Il s’agit toujours dans notre propos de la logique antiSystème, mais dans une tentative symbolique de la porter au cœur de l’historiographie et, au-delà, de l’Histoire devenant métahistoire, et d’ainsi servir de détonateur cosmique. Le rôle de l’antiSystème n’est pas de proposer une alternative, de ressusciter d’anciennes formules d’organisation, de réveiller des nostalgies, y compris les nostalgies des >lendemains qui chantent<, de présenter des projets d'organisation soi-disant nouvelles mais élaborées à partir d'anciennes formules, etc. Le rôle de l'antiSystème est d'abattre le Système par tous les moyens possibles, de lui porter tous les coups concevables, – dans ce cas, avec des armes nouvelles qu'il faut développer, – telles que l'>arme mémorielle<, le symbole structurant, etc. Le rôle de l'antiSystème est de faire tabula rasa.

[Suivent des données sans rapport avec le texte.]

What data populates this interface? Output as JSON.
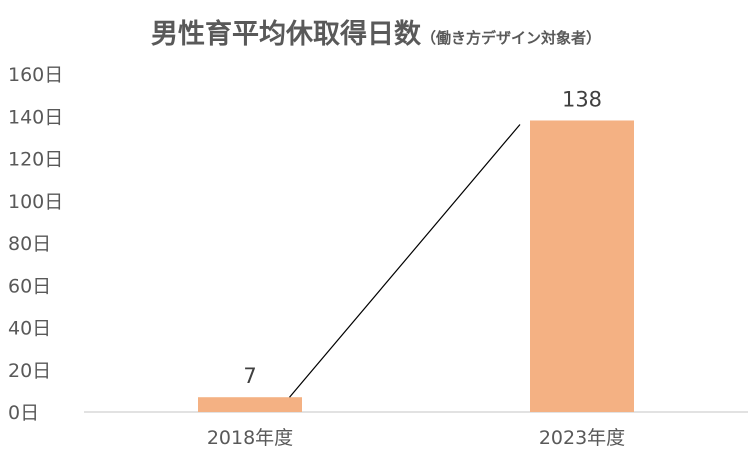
{
  "chart_data": {
    "type": "bar",
    "title": "男性育平均休取得日数",
    "subtitle": "（働き方デザイン対象者）",
    "categories": [
      "2018年度",
      "2023年度"
    ],
    "values": [
      7,
      138
    ],
    "value_labels": [
      "7",
      "138"
    ],
    "yticks": [
      "0日",
      "20日",
      "40日",
      "60日",
      "80日",
      "100日",
      "120日",
      "140日",
      "160日"
    ],
    "ylim": [
      0,
      160
    ],
    "xlabel": "",
    "ylabel": "",
    "grid": false,
    "legend": "none",
    "bar_color": "#F4B183",
    "connector": true,
    "connector_color": "#000000",
    "text_color": "#595959"
  }
}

L’intérêt opérationnel de l’hypothèse que nous développons ici, et qui devrait à notre sens se développer car cette voie est tentante dans le cadre de la communication qui anime cette Grande Guerre Postmoderne, est tout de même qu’elle introduit des éléments, ou qu’elle remet dans notre mémoire aveuglée et réduite par les concepts postmodernes, qui sont au cœur de l’affrontement originel, des éléments et des facteurs fondamentaux à l’origine de la crise de notre civilisation devenue contre-civilisation. Il est désormais de plus en plus courant d’admettre que cette contre-civilisation est porteuse d’une tendance qu’on peut assimiler au Mal, sous la forme de la formule dd&e ; il est temps d’introduire d’autres tendances à lui opposer d’une puissance symbolique aussi originelle, aussi fondamentale, telle que la Tradition originelle, pour atteindre à la véritable dimension de l’affrontement en cours, qui est véritablement cosmique. A ce moment, la formule antiSystème-versus-Système aura atteint sa complète signification et rempli son rôle ultime : porter la bataille en cours au plus haut niveau qu’il soit possible, qui est celui de la fin de cette contre-civilisation, de l’effondrement du système, et de l’énigme que constitue évidemment la suite de ces événements catastrophiques et inéluctables.